Communication is critical because it affects investor outcomes, he adds. Investors who have confidence in their advisers tend to stay the course, and so they are more likely to achieve their goals.

“The next big thing in investing is going to be investor behaviour,” Mr. Bradley says. To shape it, the industry needs to become better at reminding clients that their goal is to generate long-term returns, he adds.

To achieve the desired outcome, clear, open communication must go both ways, Ms. Bessner emphasizes. Clients are sometimes reluctant to be forthright with their advisers, which can cause problems for both of them, she notes.

“The whole industry is about clients meeting their goals,” Ms. Bessner says. “If there is not clear communication around that topic, it is very difficult for advisers to help.”

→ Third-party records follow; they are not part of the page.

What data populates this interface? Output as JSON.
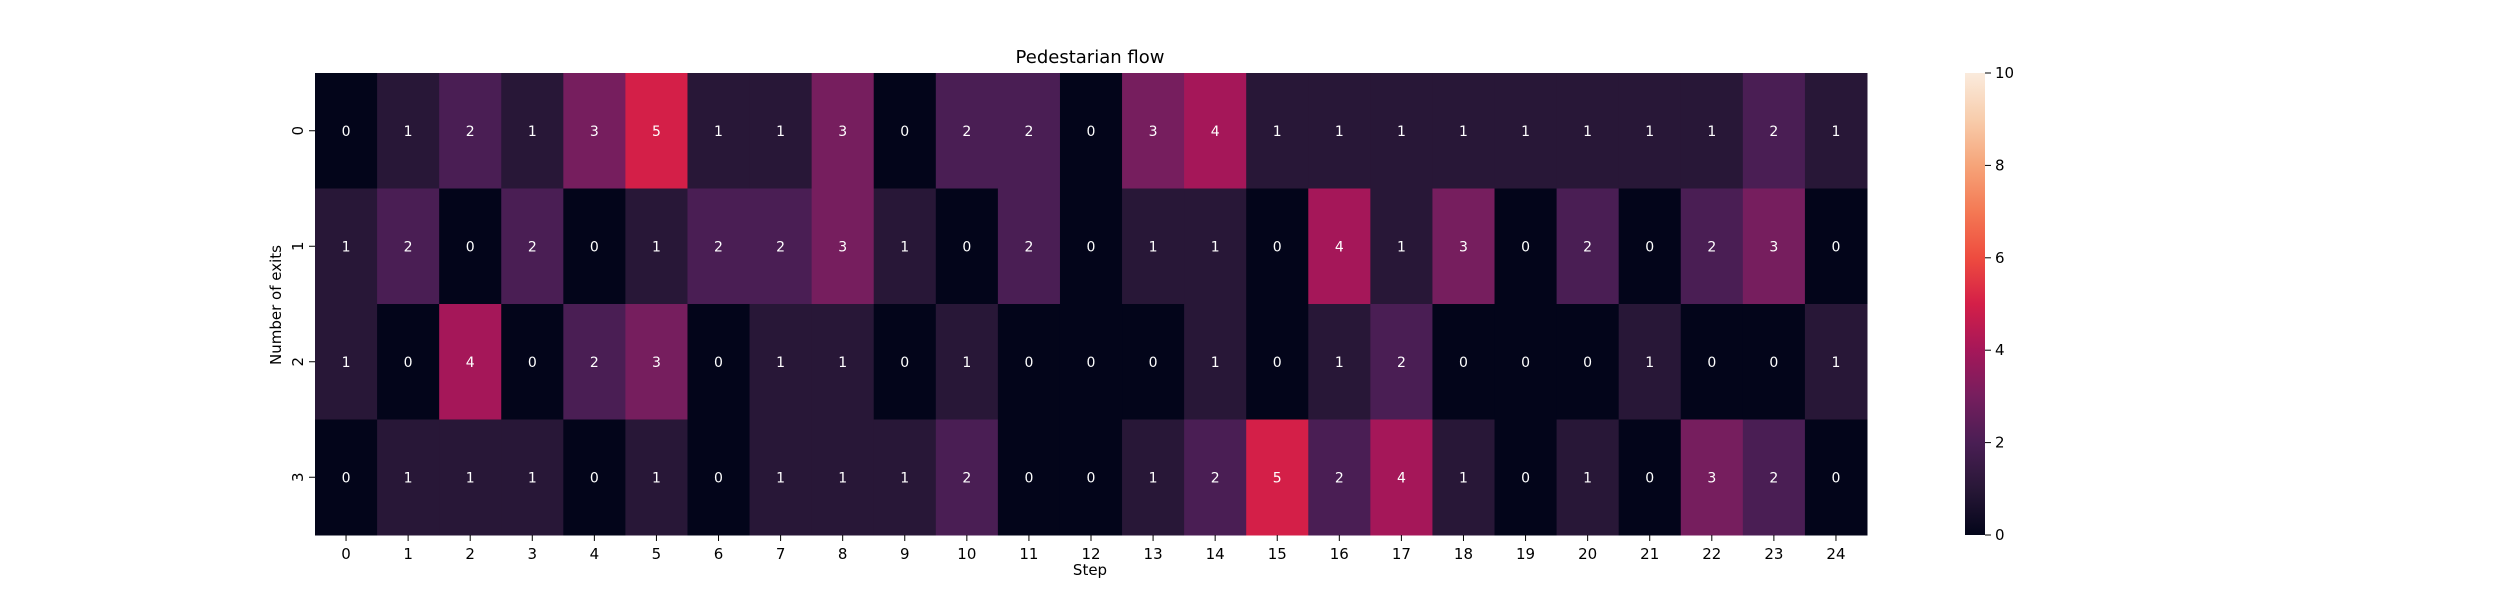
{
  "chart_data": {
    "type": "heatmap",
    "title": "Pedestarian flow",
    "xlabel": "Step",
    "ylabel": "Number of exits",
    "x_categories": [
      "0",
      "1",
      "2",
      "3",
      "4",
      "5",
      "6",
      "7",
      "8",
      "9",
      "10",
      "11",
      "12",
      "13",
      "14",
      "15",
      "16",
      "17",
      "18",
      "19",
      "20",
      "21",
      "22",
      "23",
      "24"
    ],
    "y_categories": [
      "0",
      "1",
      "2",
      "3"
    ],
    "values": [
      [
        0,
        1,
        2,
        1,
        3,
        5,
        1,
        1,
        3,
        0,
        2,
        2,
        0,
        3,
        4,
        1,
        1,
        1,
        1,
        1,
        1,
        1,
        1,
        2,
        1
      ],
      [
        1,
        2,
        0,
        2,
        0,
        1,
        2,
        2,
        3,
        1,
        0,
        2,
        0,
        1,
        1,
        0,
        4,
        1,
        3,
        0,
        2,
        0,
        2,
        3,
        0
      ],
      [
        1,
        0,
        4,
        0,
        2,
        3,
        0,
        1,
        1,
        0,
        1,
        0,
        0,
        0,
        1,
        0,
        1,
        2,
        0,
        0,
        0,
        1,
        0,
        0,
        1
      ],
      [
        0,
        1,
        1,
        1,
        0,
        1,
        0,
        1,
        1,
        1,
        2,
        0,
        0,
        1,
        2,
        5,
        2,
        4,
        1,
        0,
        1,
        0,
        3,
        2,
        0
      ]
    ],
    "colorbar": {
      "vmin": 0,
      "vmax": 10,
      "ticks": [
        "0",
        "2",
        "4",
        "6",
        "8",
        "10"
      ],
      "colormap": "rocket"
    },
    "annotations": true,
    "grid": false,
    "legend": "colorbar-right"
  }
}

Websites often a lost opportunity for investment industry

Having an easy-to-read website is important. In a recent survey, VisibleThread, a company that offers tools to analyze how well corporate websites communicate, found the writing on investment-industry websites “turgid, dense and complex.” Globe and Mail columnist Rob Carrick wrote about the VisibleThread survey and the investment industry’s apparent inability to communicate in plain language in a July 2018 column.

VisibleThread scanned the websites of 69 global money managers, including RBC Global Asset Management, BMO Global Asset Management and the Caisse de dépot et placement du Québec. The average overall readability score was 36.2, on a scale where 60 or higher is ideal.

VisibleThread’s “clarity index” was based on readability and the use of overly long sentences, the passive voice and hard-to-understand jargon.